Venezia, 21 dicembre 2025 – Questa mattina, nel carcere femminile della Giudecca, è stato proiettato il documentario “Le Farfalle della Giudecca”, realizzato nel 2024 da Rosa L. Galantino e Luigi G. Ceccarelli. Il film, con la voce narrante di Ottavia Piccolo, racconta la vita quotidiana delle donne detenute, tra formazione, lavoro e il ricordo della visita di papa Francesco durante la Biennale dello scorso anno. All’evento, oltre alle detenute, erano presenti anche diverse figure istituzionali: il patriarca di Venezia Francesco Moraglia, il prefetto Darco Pellos, il questore Gaetano Bonaccorso, l’assessora comunale alla Sicurezza Elisabetta Pesce e la direttrice del carcere Maurizia Campobasso.
Vite dietro le sbarre: il racconto delle donne della Giudecca
Girato proprio dentro l’istituto penitenziario veneziano, “Le Farfalle della Giudecca” si focalizza sulle storie personali delle detenute. Il documentario alterna immagini di vita di tutti i giorni a momenti in cui le donne si confrontano e riflettono insieme. La voce di Ottavia Piccolo accompagna lo spettatore tra le aule di formazione, i laboratori e i corridoi dove si intrecciano speranze e paure. Non è solo un racconto di detenzione: è un tentativo di restituire dignità e complessità a chi vive lì.
La proiezione, iniziata poco dopo le 10 nella sala comune, ha visto le detenute seguire il film in silenzio. Alcune si sono commosse, altre hanno mantenuto lo sguardo fisso sullo schermo. “Ci siamo riconosciute in molte scene”, ha confidato una donna, “soprattutto quando si parla di futuro e famiglia”. La presenza delle autorità ha dato un peso diverso all’evento. “Non capita spesso di sentirsi ascoltate”, ha aggiunto un’altra detenuta.
Biennale, papa Francesco e la città che include
Uno dei momenti chiave del documentario è la partecipazione del carcere alla Biennale di Venezia 2024, quando l’istituto ha ospitato il Padiglione del Vaticano e ha ricevuto la visita di papa Francesco. Un ricordo ancora vivo per molte donne detenute. “Quella giornata ci ha fatto sentire parte della città”, ha raccontato la direttrice Campobasso, subentrata da poco a Mariagrazia Bregoli, figura centrale anche nel film.
Alla proiezione, il patriarca Moraglia ha celebrato una breve messa nella cappella del carcere. Nel suo discorso ha ricordato l’importanza di non dimenticare chi vive situazioni di fragilità: “La città cresce quando tratta questi luoghi come parte di sé”, ha detto, rivolgendosi alle autorità e alle detenute. Un pensiero è andato anche ad Alberto Trentin, cooperante veneziano ancora prigioniero in Venezuela: “Che il Signore possa aiutarlo a tornare presto”, ha sperato Moraglia.

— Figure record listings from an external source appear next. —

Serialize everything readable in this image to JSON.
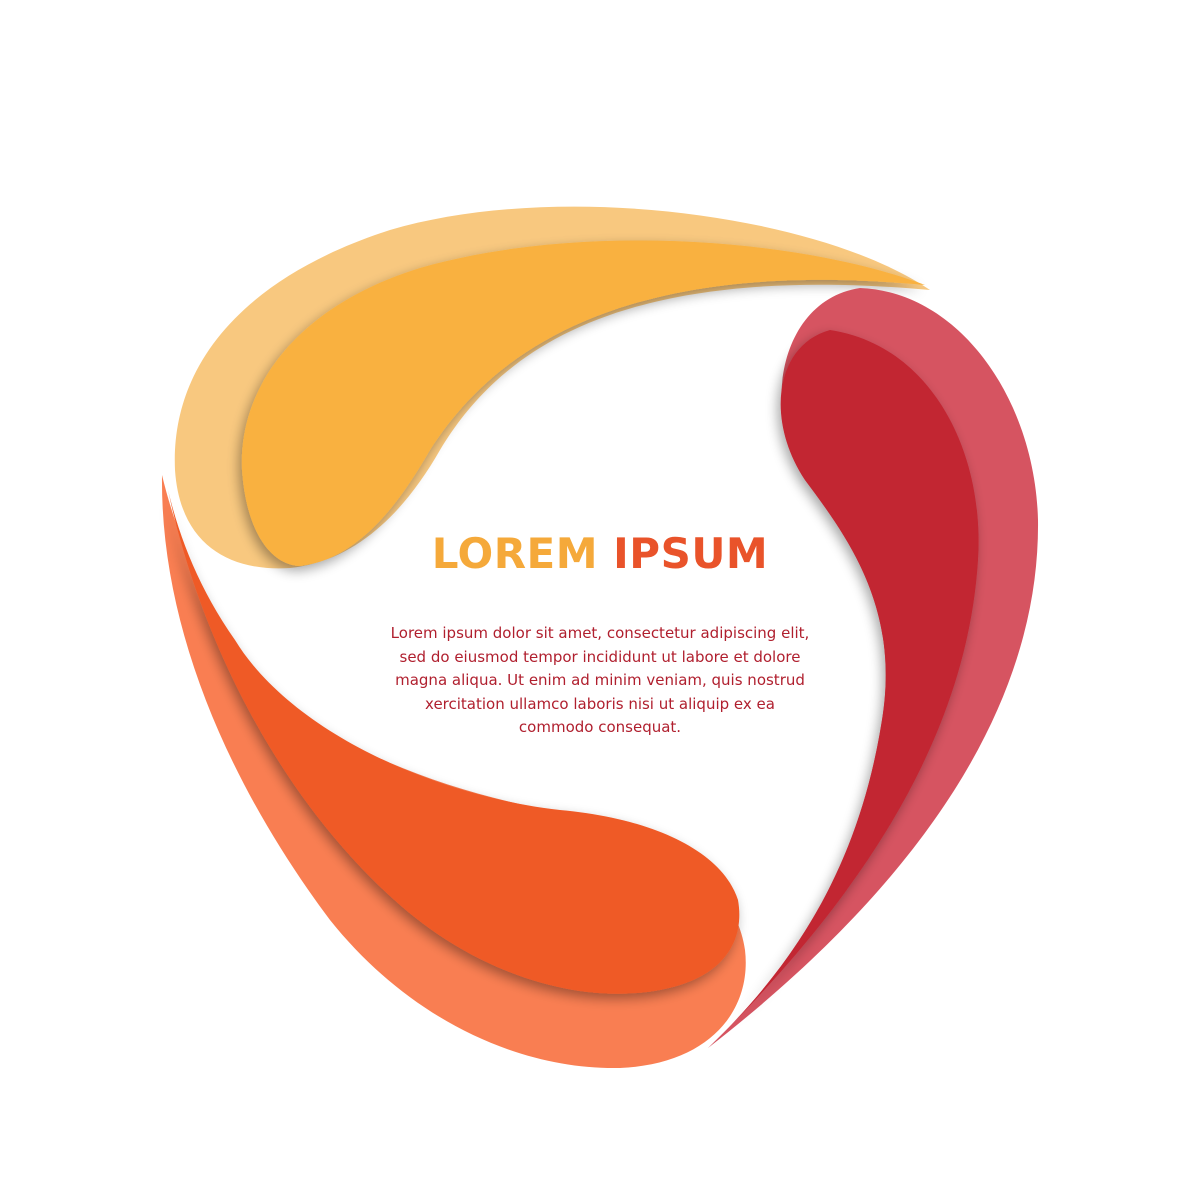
{
  "headline": {
    "word_1": "LOREM",
    "word_2": "IPSUM"
  },
  "body": {
    "lines": [
      "Lorem ipsum dolor sit amet, consectetur adipiscing elit,",
      "sed do eiusmod tempor incididunt ut labore et dolore",
      "magna aliqua. Ut enim ad minim veniam, quis nostrud",
      "xercitation ullamco laboris nisi ut aliquip ex ea",
      "commodo consequat."
    ]
  },
  "colors": {
    "yellow_outer": "#f8c87f",
    "yellow_inner": "#f9b13f",
    "red_outer": "#d65461",
    "red_inner": "#c22532",
    "orange_outer": "#f97e52",
    "orange_inner": "#ef5a27",
    "headline_word_1": "#f5a93a",
    "headline_word_2": "#e9532a",
    "body_text": "#b01f2e"
  }
}
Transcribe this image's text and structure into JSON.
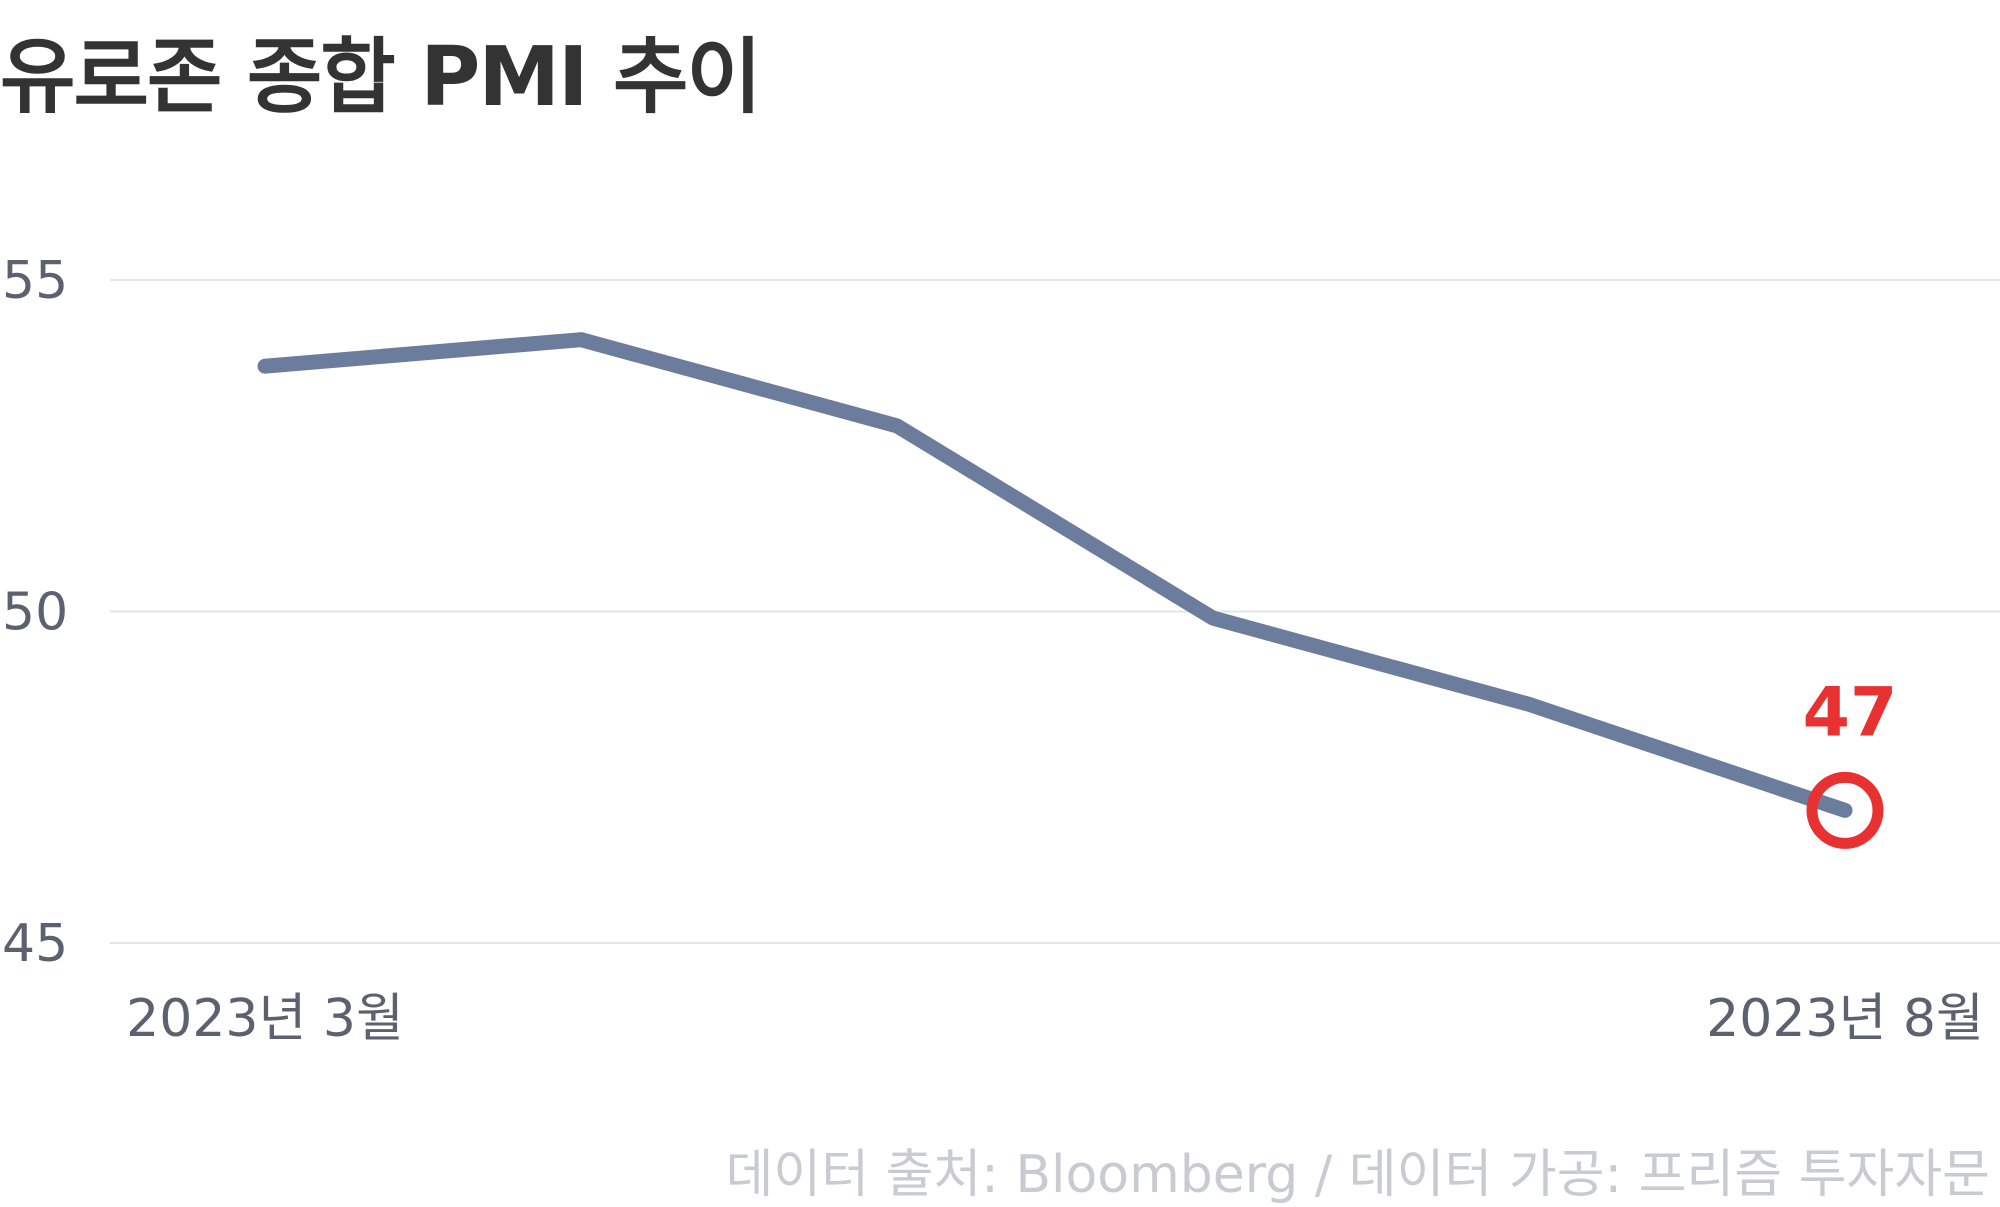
{
  "title": "유로존 종합 PMI 추이",
  "source": "데이터 출처: Bloomberg / 데이터 가공: 프리즘 투자자문",
  "colors": {
    "line": "#6b7c9c",
    "highlight": "#e83232",
    "grid": "#e3e4e8",
    "title": "#333333",
    "tick": "#5b6170",
    "source": "#c9cbd2"
  },
  "chart_data": {
    "type": "line",
    "title": "유로존 종합 PMI 추이",
    "x": [
      "2023-03",
      "2023-04",
      "2023-05",
      "2023-06",
      "2023-07",
      "2023-08"
    ],
    "x_tick_labels": [
      {
        "index": 0,
        "label": "2023년 3월"
      },
      {
        "index": 5,
        "label": "2023년 8월"
      }
    ],
    "series": [
      {
        "values": [
          53.7,
          54.1,
          52.8,
          49.9,
          48.6,
          47.0
        ]
      }
    ],
    "y_ticks": [
      "55",
      "50",
      "45"
    ],
    "ylim": [
      45,
      55
    ],
    "grid": true,
    "highlight": {
      "index": 5,
      "label": "47"
    }
  }
}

Speranza e futuro: le parole della direttrice Campobasso
A fine proiezione, la direttrice ha voluto sottolineare quanto sia importante mantenere viva la speranza durante la detenzione: “Le donne qui non devono mai smettere di sperare. Non è solo aspettare tempi migliori, ma capire che ciò che facciamo ha un senso”. Alcune detenute hanno raccolto questo messaggio, chiedendo informazioni sui corsi di formazione che inizieranno nel 2026.
Secondo i dati dell’amministrazione penitenziaria, nel carcere della Giudecca sono recluse circa 80 donne. La maggior parte partecipa a programmi di istruzione o lavoro dentro la struttura, mentre una parte minore è coinvolta in progetti artistici o culturali. “Il documentario aiuta a far capire fuori cosa succede qui dentro”, ha spiegato Campobasso ai giornalisti presenti.
Oltre il film: la mostra sui volti della povertà
In contemporanea alla proiezione, al piano terra dell’istituto, nella cappella sconsacrata, si poteva visitare per l’ultimo giorno la mostra fotografica “I volti della povertà in carcere”, realizzata a San Vittore. Una serie di scatti in bianco e nero che raccontano storie di disagio e resistenza dietro le sbarre. Alcune detenute si sono fermate più a lungo davanti alle immagini, commentandole tra loro.
La mattinata si è chiusa poco prima di mezzogiorno. Le autorità hanno lasciato il carcere tra strette di mano e qualche parola scambiata con il personale. Per le donne della Giudecca, è stata una giornata diversa dal solito: fatta di ascolto e memoria condivisa. E resta una domanda aperta: cosa resta, dentro e fuori, quando si spengono le luci della sala?